2009
Cécile Roudeau, « Geographies of difference: the Politics of Dialect in Nineteenth-Century America. », HAL-SHS : littérature, ID : 10670/1.s2lzxe
D’un bout à l’autre du XIXe siècle se pose en Amérique la question de la langue ou des langues nationales, une question qui donne à la République l’occasion de s’interroger sur sa capacité à accepter la différence en son sein. Un peu plus d’un siècle après la tentative de Noah Webster d’uniformiser la langue et d’éradiquer « les odieuses distinctions dialectales », W. D. Howells, lui, fait de la diversité des parlers locaux la vraie voix de l’Amérique, une Amérique résolument décentralisée.
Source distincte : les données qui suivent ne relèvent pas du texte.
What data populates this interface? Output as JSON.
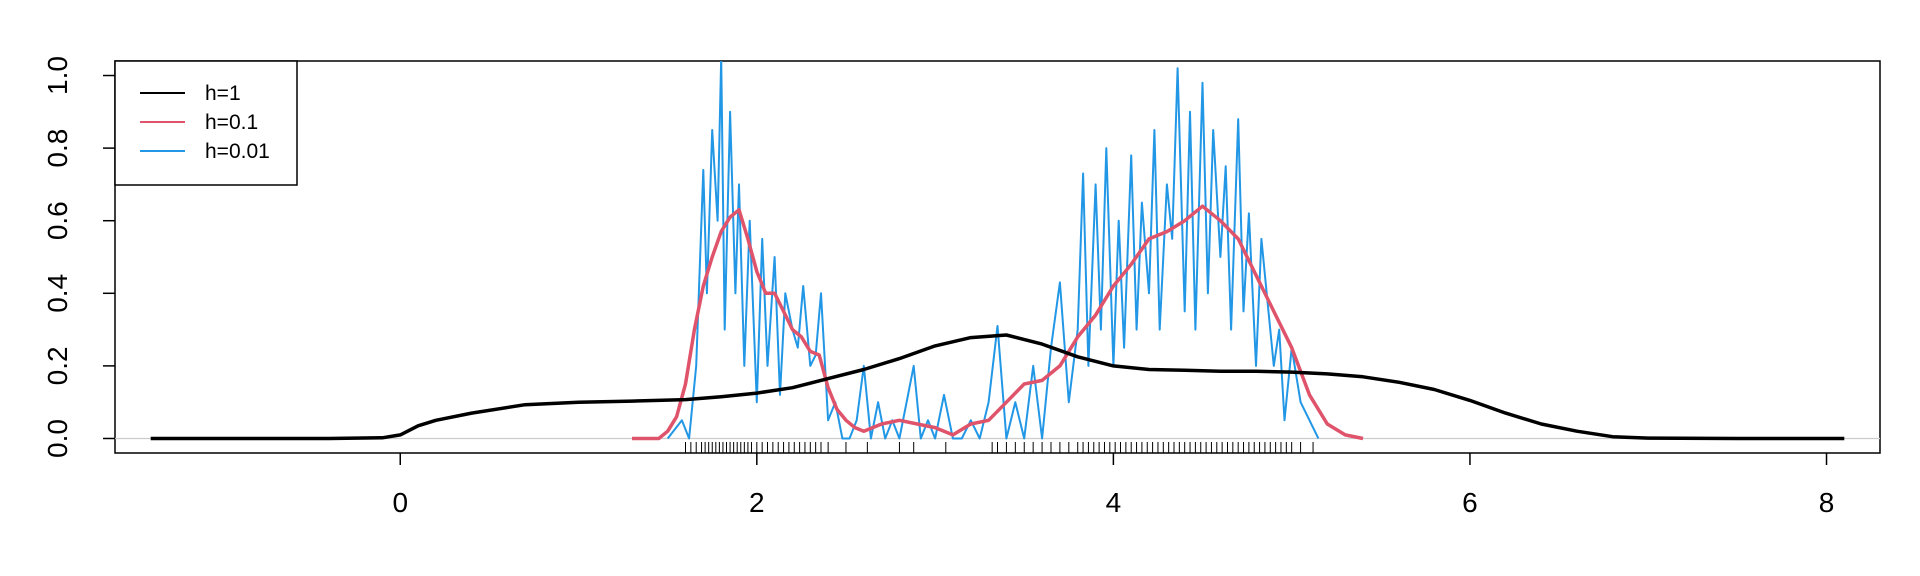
{
  "chart_data": {
    "type": "line",
    "title": "",
    "xlabel": "",
    "ylabel": "",
    "xlim": [
      -1.6,
      8.3
    ],
    "ylim": [
      -0.04,
      1.04
    ],
    "xticks": [
      "0",
      "2",
      "4",
      "6",
      "8"
    ],
    "yticks": [
      "0.0",
      "0.2",
      "0.4",
      "0.6",
      "0.8",
      "1.0"
    ],
    "legend": {
      "position": "top-left",
      "entries": [
        "h=1",
        "h=0.1",
        "h=0.01"
      ]
    },
    "colors": {
      "h1": "#000000",
      "h01": "#DF536B",
      "h001": "#2297E6",
      "baseline": "#cccccc"
    },
    "series": [
      {
        "name": "h=1",
        "x": [
          -1.4,
          -0.4,
          -0.1,
          0.0,
          0.1,
          0.2,
          0.4,
          0.7,
          1.0,
          1.3,
          1.6,
          1.8,
          2.0,
          2.2,
          2.4,
          2.6,
          2.8,
          3.0,
          3.2,
          3.4,
          3.6,
          3.8,
          4.0,
          4.2,
          4.4,
          4.6,
          4.8,
          5.0,
          5.2,
          5.4,
          5.6,
          5.8,
          6.0,
          6.2,
          6.4,
          6.6,
          6.8,
          7.0,
          7.5,
          8.1
        ],
        "y": [
          0.0,
          0.0,
          0.002,
          0.01,
          0.035,
          0.05,
          0.07,
          0.093,
          0.1,
          0.103,
          0.107,
          0.115,
          0.125,
          0.14,
          0.165,
          0.19,
          0.22,
          0.255,
          0.278,
          0.285,
          0.26,
          0.225,
          0.2,
          0.19,
          0.188,
          0.185,
          0.185,
          0.183,
          0.178,
          0.17,
          0.155,
          0.135,
          0.105,
          0.07,
          0.04,
          0.02,
          0.005,
          0.001,
          0.0,
          0.0
        ]
      },
      {
        "name": "h=0.1",
        "x": [
          1.3,
          1.45,
          1.5,
          1.55,
          1.6,
          1.65,
          1.7,
          1.75,
          1.8,
          1.85,
          1.9,
          1.95,
          2.0,
          2.05,
          2.1,
          2.15,
          2.2,
          2.25,
          2.3,
          2.35,
          2.4,
          2.45,
          2.5,
          2.55,
          2.6,
          2.7,
          2.8,
          2.9,
          3.0,
          3.1,
          3.2,
          3.3,
          3.4,
          3.5,
          3.6,
          3.7,
          3.8,
          3.9,
          4.0,
          4.1,
          4.2,
          4.3,
          4.4,
          4.5,
          4.6,
          4.7,
          4.8,
          4.9,
          5.0,
          5.1,
          5.2,
          5.3,
          5.4
        ],
        "y": [
          0.0,
          0.0,
          0.02,
          0.06,
          0.15,
          0.3,
          0.42,
          0.5,
          0.57,
          0.61,
          0.63,
          0.55,
          0.46,
          0.4,
          0.4,
          0.35,
          0.3,
          0.28,
          0.24,
          0.23,
          0.14,
          0.08,
          0.05,
          0.03,
          0.02,
          0.04,
          0.05,
          0.04,
          0.03,
          0.01,
          0.04,
          0.05,
          0.1,
          0.15,
          0.16,
          0.2,
          0.28,
          0.34,
          0.42,
          0.48,
          0.55,
          0.57,
          0.6,
          0.64,
          0.6,
          0.55,
          0.45,
          0.35,
          0.25,
          0.12,
          0.04,
          0.01,
          0.0
        ]
      },
      {
        "name": "h=0.01",
        "x": [
          1.5,
          1.58,
          1.62,
          1.66,
          1.7,
          1.72,
          1.75,
          1.78,
          1.8,
          1.82,
          1.85,
          1.88,
          1.9,
          1.93,
          1.96,
          2.0,
          2.03,
          2.06,
          2.1,
          2.13,
          2.16,
          2.2,
          2.23,
          2.26,
          2.3,
          2.33,
          2.36,
          2.4,
          2.44,
          2.48,
          2.52,
          2.56,
          2.6,
          2.64,
          2.68,
          2.72,
          2.76,
          2.8,
          2.84,
          2.88,
          2.92,
          2.96,
          3.0,
          3.05,
          3.1,
          3.15,
          3.2,
          3.25,
          3.3,
          3.35,
          3.4,
          3.45,
          3.5,
          3.55,
          3.6,
          3.65,
          3.7,
          3.75,
          3.8,
          3.83,
          3.86,
          3.9,
          3.93,
          3.96,
          4.0,
          4.03,
          4.06,
          4.1,
          4.13,
          4.16,
          4.2,
          4.23,
          4.26,
          4.3,
          4.33,
          4.36,
          4.4,
          4.43,
          4.46,
          4.5,
          4.53,
          4.56,
          4.6,
          4.63,
          4.66,
          4.7,
          4.73,
          4.76,
          4.8,
          4.83,
          4.86,
          4.9,
          4.93,
          4.96,
          5.0,
          5.05,
          5.1,
          5.15
        ],
        "y": [
          0.0,
          0.05,
          0.0,
          0.2,
          0.74,
          0.4,
          0.85,
          0.6,
          1.05,
          0.3,
          0.9,
          0.4,
          0.7,
          0.2,
          0.6,
          0.1,
          0.55,
          0.2,
          0.5,
          0.12,
          0.4,
          0.3,
          0.25,
          0.42,
          0.2,
          0.23,
          0.4,
          0.05,
          0.1,
          0.0,
          0.0,
          0.05,
          0.2,
          0.0,
          0.1,
          0.0,
          0.05,
          0.0,
          0.1,
          0.2,
          0.0,
          0.05,
          0.0,
          0.12,
          0.0,
          0.0,
          0.05,
          0.0,
          0.1,
          0.31,
          0.0,
          0.1,
          0.0,
          0.2,
          0.0,
          0.25,
          0.43,
          0.1,
          0.3,
          0.73,
          0.2,
          0.7,
          0.3,
          0.8,
          0.2,
          0.6,
          0.25,
          0.78,
          0.3,
          0.65,
          0.4,
          0.85,
          0.3,
          0.7,
          0.55,
          1.02,
          0.35,
          0.9,
          0.3,
          0.98,
          0.4,
          0.85,
          0.5,
          0.75,
          0.3,
          0.88,
          0.35,
          0.62,
          0.2,
          0.55,
          0.4,
          0.2,
          0.3,
          0.05,
          0.25,
          0.1,
          0.05,
          0.0
        ]
      }
    ],
    "rug": [
      1.6,
      1.63,
      1.66,
      1.69,
      1.71,
      1.73,
      1.75,
      1.77,
      1.79,
      1.81,
      1.83,
      1.85,
      1.87,
      1.89,
      1.91,
      1.93,
      1.95,
      1.97,
      2.0,
      2.03,
      2.06,
      2.09,
      2.12,
      2.15,
      2.18,
      2.21,
      2.24,
      2.27,
      2.3,
      2.33,
      2.36,
      2.4,
      2.5,
      2.62,
      2.8,
      2.88,
      3.06,
      3.32,
      3.35,
      3.4,
      3.45,
      3.5,
      3.55,
      3.6,
      3.65,
      3.7,
      3.75,
      3.8,
      3.83,
      3.86,
      3.89,
      3.92,
      3.95,
      3.98,
      4.01,
      4.04,
      4.07,
      4.1,
      4.13,
      4.16,
      4.19,
      4.22,
      4.25,
      4.28,
      4.31,
      4.34,
      4.37,
      4.4,
      4.43,
      4.46,
      4.49,
      4.52,
      4.55,
      4.58,
      4.61,
      4.64,
      4.67,
      4.7,
      4.73,
      4.76,
      4.79,
      4.82,
      4.85,
      4.88,
      4.91,
      4.94,
      4.97,
      5.0,
      5.05,
      5.12
    ]
  }
}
En un siècle, donc, l’isotopie linguistique d’un Noah Webster, le culte de la généralité, s’est vu remplacer par la fascination de Howells pour les voix plurielles de la démocratie, la louange des particularités. Ce pluralisme, pourtant, est indexé sur une condition : la différence est un atout, pour Howells, si elle est localisable sur la carte de la nation. En la territorialisant, il lui donne une place, il la rend connaissable. À la fin du XIXe siècle toutefois, d’autres voix – celles que Gavin Jones a qualifiées d’ « étranges parlers » (« strange talks ») semblent supplanter les dialectes locaux, et sur la scène américaine émerge une différence qui cette fois n’est plus localisable, qui ne peut même plus être comprise comme « particularité de ». La déterritorialisation de la différence la rend soudain menaçante pour celui qui s’accommodait finalement bien mieux des identités circonscrites du Tennessee, du pays de Pike, ou de Californie. À l’heure où l’Amérique sort de ses frontières pour s’étendre par delà les mers, la différence acceptable doit être distinguée de celle qui met en branle les contours d’une identité nationale bien moins hospitalière aux accents venus d’un ailleurs illocalisable.